With one day left before voting ends in this year's midterm elections, the latest NPR-PBS NewsHour-Marist poll shows some warning signs for Democrats — specifically regarding who is more likely to vote in this year's races.

Across factors including age, race, income and gender, the survey shows Black voters are among the least enthusiastic about voting in the midterms. And Black voters have, historically, voted for Democrats at a higher rate, with Black women among the most reliable voters within the party.

However, as with any voting bloc, there's still a vast array of diverging opinions, ideologies and issues that are important among Black voters.

"At the end of the day, it really comes down to the choice [of] abortion rights ...as well as voting rights," said Al Heartley, of Smyrna, Ga.

Heartley told NPR he's voting for Democratic candidate Stacey Abrams in the state's closely watched race for governor, in addition to Democratic Sen. Raphael Warnock for U.S. Senate.

However, he says that his experiences as a Black man in the U.S. should matter to politicians.

"Black men have a voice and have a perspective," Heartley said. "You have to acknowledge where I am as a Black person first. To me, that's what Warnock and Abrams really do."

For voters like Donnell Brunson of Fairness Hills, Pa., relatability matters when it comes to voting for politicians.

"Fetterman is like an everyday-looking guy. I like my politicians more 'of the people,'" Brunson told NPR.

Even though he is supporting Democrat John Fetterman in the U.S. Senate race over the Republican candidate, Dr. Mehmet Oz, Brunson says he doesn't feel like politicians across the country understand what it takes to win support from more Black men.

"It's clear to me that they don't have minorities or people of color in their inner circle advising them. They're assuming what we want," Brunson said. "And we want the same things other voters want: jobs, economics, education."

The gender gap in voting isn't specific to Black voters

While college-educated white women, who are an important bloc for Democrats, are among the most enthusiastic to vote, recent polling further suggests that Black and Latino voters, in addition to young voters, are among the least.

Terrance Woodbury, CEO of HIT Strategies, a polling firm specializing in understanding young and minority voters, tells NPR's All Things Considered that while there is a gender gap in voting when it comes to Black men and women, it's not particularly unique to Black voters — but to voters across all races.

"What's unique about Black male voters is that they were Democratic voters; they were supporting Barack Obama at 90%+ margins," said Woodbury.

"Now that we've seen that decline to 79% or 80%, it is in fact enough to make the marginal difference in states like Georgia, Wisconsin and North Carolina where they have diverse candidates at the top of the ticket," he added.

Candidates should work on closing the enthusiasm gap, experts say

Recent data from pollsters suggest that candidates from either party should focus on key issues in order to close the enthusiasm gap — especially with Black men.

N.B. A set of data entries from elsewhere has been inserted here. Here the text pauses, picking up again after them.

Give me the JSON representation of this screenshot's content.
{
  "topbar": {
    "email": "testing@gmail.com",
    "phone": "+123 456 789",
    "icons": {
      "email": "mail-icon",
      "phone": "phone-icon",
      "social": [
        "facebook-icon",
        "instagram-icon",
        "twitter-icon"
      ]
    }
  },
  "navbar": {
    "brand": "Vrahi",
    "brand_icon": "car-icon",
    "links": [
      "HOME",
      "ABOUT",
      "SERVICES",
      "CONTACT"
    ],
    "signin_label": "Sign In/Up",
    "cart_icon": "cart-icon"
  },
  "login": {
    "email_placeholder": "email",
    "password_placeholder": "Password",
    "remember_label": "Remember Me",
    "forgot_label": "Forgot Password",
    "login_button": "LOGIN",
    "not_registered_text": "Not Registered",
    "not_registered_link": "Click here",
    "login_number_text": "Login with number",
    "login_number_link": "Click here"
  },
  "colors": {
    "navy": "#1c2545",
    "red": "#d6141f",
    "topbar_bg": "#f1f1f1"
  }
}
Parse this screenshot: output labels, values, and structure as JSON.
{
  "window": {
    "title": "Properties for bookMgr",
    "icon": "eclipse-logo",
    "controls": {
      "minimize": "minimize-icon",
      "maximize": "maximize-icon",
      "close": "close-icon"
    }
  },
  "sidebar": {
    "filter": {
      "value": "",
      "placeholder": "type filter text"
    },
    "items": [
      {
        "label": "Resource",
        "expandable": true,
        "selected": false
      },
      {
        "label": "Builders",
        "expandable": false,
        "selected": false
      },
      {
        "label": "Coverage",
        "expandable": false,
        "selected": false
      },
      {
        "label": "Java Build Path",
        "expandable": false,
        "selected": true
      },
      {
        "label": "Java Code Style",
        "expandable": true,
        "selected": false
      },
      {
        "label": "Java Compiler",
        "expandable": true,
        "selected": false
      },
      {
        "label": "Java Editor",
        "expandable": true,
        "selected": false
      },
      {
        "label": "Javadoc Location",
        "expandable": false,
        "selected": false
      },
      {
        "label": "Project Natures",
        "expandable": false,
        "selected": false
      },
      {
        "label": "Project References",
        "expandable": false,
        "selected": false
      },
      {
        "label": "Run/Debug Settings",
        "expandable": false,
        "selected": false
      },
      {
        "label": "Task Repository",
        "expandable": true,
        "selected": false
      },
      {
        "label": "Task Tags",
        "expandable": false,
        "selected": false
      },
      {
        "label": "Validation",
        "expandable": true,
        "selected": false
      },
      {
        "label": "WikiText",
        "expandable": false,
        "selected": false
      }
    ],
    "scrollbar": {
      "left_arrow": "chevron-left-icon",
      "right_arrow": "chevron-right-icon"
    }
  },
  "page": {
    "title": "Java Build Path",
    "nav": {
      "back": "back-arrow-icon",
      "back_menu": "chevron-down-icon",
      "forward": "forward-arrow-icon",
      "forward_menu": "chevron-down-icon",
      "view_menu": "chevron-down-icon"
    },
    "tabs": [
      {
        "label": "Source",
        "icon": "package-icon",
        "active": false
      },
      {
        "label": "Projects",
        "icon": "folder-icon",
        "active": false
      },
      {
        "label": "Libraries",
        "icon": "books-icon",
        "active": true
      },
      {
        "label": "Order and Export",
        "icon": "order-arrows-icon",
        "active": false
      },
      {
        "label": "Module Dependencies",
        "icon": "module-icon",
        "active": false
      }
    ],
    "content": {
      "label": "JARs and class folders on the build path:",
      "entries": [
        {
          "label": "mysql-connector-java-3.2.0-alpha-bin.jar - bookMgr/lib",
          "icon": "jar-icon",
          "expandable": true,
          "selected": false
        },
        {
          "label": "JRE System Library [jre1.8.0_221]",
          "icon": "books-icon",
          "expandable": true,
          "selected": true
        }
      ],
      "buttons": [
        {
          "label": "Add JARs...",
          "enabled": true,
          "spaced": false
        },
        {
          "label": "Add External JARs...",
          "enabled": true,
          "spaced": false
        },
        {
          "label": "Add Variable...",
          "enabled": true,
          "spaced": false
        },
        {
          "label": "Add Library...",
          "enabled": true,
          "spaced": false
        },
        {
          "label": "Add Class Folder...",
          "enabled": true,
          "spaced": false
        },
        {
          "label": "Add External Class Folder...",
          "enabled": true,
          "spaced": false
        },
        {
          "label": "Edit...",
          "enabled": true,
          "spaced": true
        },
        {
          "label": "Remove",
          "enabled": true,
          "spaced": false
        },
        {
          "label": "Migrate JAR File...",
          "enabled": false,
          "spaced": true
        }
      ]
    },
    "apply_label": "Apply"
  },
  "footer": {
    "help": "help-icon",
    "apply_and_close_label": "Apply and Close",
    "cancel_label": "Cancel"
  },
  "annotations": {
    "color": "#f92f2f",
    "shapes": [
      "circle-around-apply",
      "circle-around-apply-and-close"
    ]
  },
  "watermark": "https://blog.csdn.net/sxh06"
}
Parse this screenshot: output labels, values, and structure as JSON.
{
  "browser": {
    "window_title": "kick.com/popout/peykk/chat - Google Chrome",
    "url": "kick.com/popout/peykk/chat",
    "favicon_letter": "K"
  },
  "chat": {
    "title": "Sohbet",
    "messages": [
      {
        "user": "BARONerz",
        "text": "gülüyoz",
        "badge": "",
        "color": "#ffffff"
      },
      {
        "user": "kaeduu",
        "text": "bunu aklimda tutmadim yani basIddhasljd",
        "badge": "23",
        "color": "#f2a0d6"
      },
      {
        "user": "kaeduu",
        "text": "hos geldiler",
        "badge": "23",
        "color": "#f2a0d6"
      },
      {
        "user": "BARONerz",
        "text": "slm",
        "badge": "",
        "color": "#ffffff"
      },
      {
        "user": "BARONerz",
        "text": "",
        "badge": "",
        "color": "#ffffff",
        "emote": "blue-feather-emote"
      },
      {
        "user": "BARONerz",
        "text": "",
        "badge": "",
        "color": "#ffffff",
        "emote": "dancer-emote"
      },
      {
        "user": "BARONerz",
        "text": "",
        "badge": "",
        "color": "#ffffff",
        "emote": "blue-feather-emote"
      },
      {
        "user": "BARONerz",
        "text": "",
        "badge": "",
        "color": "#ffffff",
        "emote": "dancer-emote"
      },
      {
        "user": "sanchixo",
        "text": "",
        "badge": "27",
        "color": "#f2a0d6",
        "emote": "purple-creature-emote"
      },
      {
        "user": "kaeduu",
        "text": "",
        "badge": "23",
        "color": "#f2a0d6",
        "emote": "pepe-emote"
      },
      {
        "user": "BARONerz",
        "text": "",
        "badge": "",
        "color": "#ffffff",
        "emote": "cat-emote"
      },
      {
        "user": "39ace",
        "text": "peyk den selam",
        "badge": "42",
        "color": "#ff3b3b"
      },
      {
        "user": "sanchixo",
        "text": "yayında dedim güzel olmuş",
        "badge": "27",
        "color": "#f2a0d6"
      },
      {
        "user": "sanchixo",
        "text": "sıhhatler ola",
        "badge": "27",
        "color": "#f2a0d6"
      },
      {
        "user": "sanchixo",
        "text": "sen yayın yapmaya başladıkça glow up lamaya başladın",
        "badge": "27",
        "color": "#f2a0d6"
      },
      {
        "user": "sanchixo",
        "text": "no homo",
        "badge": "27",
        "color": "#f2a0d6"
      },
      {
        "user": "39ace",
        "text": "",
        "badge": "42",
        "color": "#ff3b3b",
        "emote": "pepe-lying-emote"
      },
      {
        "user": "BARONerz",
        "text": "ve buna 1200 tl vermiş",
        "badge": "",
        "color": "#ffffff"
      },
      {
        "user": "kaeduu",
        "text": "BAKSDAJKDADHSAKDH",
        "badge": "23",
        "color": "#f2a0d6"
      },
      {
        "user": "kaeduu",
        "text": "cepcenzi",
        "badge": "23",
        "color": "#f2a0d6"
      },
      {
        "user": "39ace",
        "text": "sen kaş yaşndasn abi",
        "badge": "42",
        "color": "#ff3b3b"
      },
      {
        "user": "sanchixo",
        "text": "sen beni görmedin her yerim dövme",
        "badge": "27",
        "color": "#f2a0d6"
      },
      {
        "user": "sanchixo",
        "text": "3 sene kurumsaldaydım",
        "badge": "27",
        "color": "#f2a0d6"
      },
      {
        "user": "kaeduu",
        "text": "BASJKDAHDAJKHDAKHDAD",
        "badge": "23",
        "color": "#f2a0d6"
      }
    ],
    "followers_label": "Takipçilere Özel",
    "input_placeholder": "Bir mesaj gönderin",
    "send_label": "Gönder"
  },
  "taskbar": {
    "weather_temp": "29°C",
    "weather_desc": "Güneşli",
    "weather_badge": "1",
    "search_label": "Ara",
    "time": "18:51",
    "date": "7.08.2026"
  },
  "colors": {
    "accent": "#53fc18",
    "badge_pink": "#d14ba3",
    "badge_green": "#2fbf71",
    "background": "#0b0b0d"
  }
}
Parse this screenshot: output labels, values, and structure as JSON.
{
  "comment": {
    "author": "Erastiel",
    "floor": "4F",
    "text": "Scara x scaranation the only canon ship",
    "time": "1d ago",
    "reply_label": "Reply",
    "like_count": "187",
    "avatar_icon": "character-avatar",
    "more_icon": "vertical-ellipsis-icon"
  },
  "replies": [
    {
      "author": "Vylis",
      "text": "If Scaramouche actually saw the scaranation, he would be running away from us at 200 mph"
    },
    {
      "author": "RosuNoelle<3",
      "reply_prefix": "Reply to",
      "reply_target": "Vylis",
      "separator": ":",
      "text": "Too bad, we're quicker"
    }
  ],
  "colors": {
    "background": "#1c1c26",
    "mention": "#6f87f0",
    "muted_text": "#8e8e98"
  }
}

"While this election cycle is being defined by democrats, by the threat of the other side ...the threat of losing democracy, that in fact Black men are more motivated by the progress Democrats have made," Woodbury said.

In recent polling by HIT Strategies, 73% of Black men said their lives had not improved since Biden took office last year.

However, when given a list of policies to those being polled — such as the Child Tax Credit, the police reform executive order and the bipartisan infrastructure bill — Woodbury says that 90% of Black men said that the progress indeed improved their lives.

"It's clear to me that it seems like we're dealing with a messaging problem and connecting Black men with the progress that's being made," he said.